Geniposide (GEN) is a kind of iridoid glycoside extracted from the fruit of gardenia. Past research has indicated that GEN plays antiangiogenic, anti-inflammatory and neuroprotective roles (Habtemariam and Lentini, 2018; Li et al., 2019a; Liu et al., 2015; Zhou et al., 2019). It has been shown that GEN acts as an agonist of glucagon-like peptide-1 receptor (GLP-1R) (Li et al., 2019b; Song et al., 2020), which is extensively expressed in human tissues, including the retina (Hebsgaard et al., 2018). The latest studies have demonstrated that functional GLP-1R exists in RPE cells and has potential beneficial effects on RPE apoptosis and DR (Kim et al., 2015; Puddu et al., 2013). However, the specific effect and mechanism of GEN on the regulation of CNV are still unclear.

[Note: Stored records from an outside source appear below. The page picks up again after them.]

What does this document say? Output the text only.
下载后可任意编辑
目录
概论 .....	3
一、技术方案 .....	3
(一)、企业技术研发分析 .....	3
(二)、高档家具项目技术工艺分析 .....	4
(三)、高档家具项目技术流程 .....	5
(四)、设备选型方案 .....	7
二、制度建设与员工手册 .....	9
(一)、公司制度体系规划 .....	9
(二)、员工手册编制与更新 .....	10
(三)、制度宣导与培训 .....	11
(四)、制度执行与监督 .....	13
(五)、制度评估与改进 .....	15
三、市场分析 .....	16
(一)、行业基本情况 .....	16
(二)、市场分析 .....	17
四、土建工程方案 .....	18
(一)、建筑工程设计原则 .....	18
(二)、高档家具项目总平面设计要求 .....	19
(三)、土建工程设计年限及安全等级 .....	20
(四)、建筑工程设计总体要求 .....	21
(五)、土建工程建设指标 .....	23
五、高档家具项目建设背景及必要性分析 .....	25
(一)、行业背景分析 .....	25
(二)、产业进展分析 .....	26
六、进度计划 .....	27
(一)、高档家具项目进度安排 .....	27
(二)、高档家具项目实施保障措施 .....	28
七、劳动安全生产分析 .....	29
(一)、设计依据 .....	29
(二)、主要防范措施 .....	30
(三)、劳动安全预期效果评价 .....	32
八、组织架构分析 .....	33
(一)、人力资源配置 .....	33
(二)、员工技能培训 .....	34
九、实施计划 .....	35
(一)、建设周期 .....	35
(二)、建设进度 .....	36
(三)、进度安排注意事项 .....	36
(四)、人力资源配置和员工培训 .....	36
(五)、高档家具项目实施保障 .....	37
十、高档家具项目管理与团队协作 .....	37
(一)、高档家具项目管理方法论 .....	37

MicroRNAs (miRNAs) are a category of noncoding single-stranded RNA molecules approximately 22 nucleotides long that can regulate various stages of angiogenesis (Kir et al., 2018; Rupaimoole and Slack, 2017). MiR-145-5p acts primarily as a tumor suppressor that can inhibit NF-κB signaling pathways in multiple cancers, such as esophageal squamous cell carcinoma and malignant melanoma (Jin et al., 2019; Mei et al., 2017). The transcription factor NF-κB is a key regulator of the inflammatory response. The NF-κB/Rel family comprises five members: p50, p52, p65 (Rel-A), c-Rel and Rel-B (Giridharan and Srinivasan, 2018). The most abundant form of NF-κB activated by pathological stimulation via the canonical pathway is the p65:p50 heterodimer, and activated p65 then transactivates target genes involved in diverse physiological activities, such as cellular proliferation, inflammatory cytokines and mediators of apoptosis (Baldwin, 2012; Yde et al., 2011). Furthermore, the expression of miR-145-5p was found to be lower in patients with wet AMD than in the control group, suggesting that miR-145-5p dysregulation is associated with the pathogenesis of wet AMD (Blasiak et al., 2019). GEN protects PC12 cells (rat neuronal cell line) from lipopolysaccharide (LPS)-induced inflammatory injury through up-regulating miR-145-5p, showing that miR-145-5p is a target of GEN (Ma et al., 2019). However, there is still a lack of sufficient evidence on the role and mechanism of miR-145-5p in the pathogenesis of CNV. The objective of this study was to investigate the pharmacological effects of GEN on CNV and the underlying mechanism.